The Siri designers discovered early on that they could quickly improve cloud-based speech recognition. At that point, they weren’t using the SRI-inspired Nuance technology, but instead a rival system called Vlingo. Cheyer noticed that when speech recognition systems were placed on the Web, they were exposed to a torrent of data in the form of millions of user queries and corrections. This data set up a powerful feedback loop to train and improve Siri.
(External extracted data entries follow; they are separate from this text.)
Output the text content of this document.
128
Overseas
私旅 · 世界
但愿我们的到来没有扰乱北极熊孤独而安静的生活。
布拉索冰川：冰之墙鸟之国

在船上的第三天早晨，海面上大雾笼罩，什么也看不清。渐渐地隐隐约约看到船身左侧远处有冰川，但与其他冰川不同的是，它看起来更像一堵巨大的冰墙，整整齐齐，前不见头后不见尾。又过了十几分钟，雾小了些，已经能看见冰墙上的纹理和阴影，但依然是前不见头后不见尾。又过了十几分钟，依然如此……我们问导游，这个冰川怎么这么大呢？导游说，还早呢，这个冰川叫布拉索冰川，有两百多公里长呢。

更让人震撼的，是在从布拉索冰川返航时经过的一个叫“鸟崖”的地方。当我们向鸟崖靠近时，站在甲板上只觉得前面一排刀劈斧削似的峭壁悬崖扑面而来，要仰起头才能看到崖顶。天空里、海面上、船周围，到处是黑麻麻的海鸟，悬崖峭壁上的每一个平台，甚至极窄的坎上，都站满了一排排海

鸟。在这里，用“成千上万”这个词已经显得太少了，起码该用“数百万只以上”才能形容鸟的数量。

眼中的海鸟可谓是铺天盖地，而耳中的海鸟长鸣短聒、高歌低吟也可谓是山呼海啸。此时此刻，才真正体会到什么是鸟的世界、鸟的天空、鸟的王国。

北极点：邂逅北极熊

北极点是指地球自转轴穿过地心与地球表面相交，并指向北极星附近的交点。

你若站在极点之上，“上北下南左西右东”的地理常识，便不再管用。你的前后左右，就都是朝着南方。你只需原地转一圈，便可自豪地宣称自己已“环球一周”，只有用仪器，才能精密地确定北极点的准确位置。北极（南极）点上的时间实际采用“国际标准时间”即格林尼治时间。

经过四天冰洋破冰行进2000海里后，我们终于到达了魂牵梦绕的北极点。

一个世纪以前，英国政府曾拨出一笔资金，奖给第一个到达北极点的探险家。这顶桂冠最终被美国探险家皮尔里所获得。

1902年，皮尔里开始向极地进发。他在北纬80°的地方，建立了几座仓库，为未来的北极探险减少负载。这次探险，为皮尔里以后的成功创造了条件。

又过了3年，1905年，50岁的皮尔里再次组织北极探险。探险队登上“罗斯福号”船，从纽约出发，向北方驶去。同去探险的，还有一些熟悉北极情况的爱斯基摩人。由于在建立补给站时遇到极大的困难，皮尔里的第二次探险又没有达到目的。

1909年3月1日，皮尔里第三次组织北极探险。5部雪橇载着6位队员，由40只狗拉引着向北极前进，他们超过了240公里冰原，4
The developers continued to believe that their competitive advantage would be that the Siri service represented a fundamental break with the dominant paradigm for finding information on the Web—the information search—exemplified by Google’s dramatically successful sea
rch engine. Siri was not a search engine. It was an intelligent agent in the form of a virtual assistant that was capable of social interaction with humans. Gruber, who was also chief technology officer at Siri, laid out the concepts underlying the service in a series of white papers in the form of technical presentations. Finding information should be a conversation, not a search, he argued. The program should be capable of disambiguating questions to refine the answers to human questions. Siri would provide services—like finding movies and restaurants—not content. It would act as a highly personalized broker for the human user. In early 2010 the Siri team put together an iPhone demonstration for their board of directors. Siri couldn’t speak yet, but the program could interpret spoken queries and converse by responding to human queries in natural language sentences that were displayed in cartoonlike bubbles on screen. The board was enthusiastic and gave the developers more time to tune and polish the program.
In February of 2010, the tiny start-up released the program on the iPhone App Store. They received early positive reviews from the Silicon Valley digerati. Robert Scoble, one of the Valley’s high-profile technology bloggers, referred to it as “the most useful thing that I’ve seen so far this year.” Faint praise perhaps—it was still very early in the year.
Gruber was away at a technology retreat during the release and had almost no access to the Web when the product was first available. He had to rely on secondhand reports—“Dude, have you seen what’s happening to your app?!”—to keep up.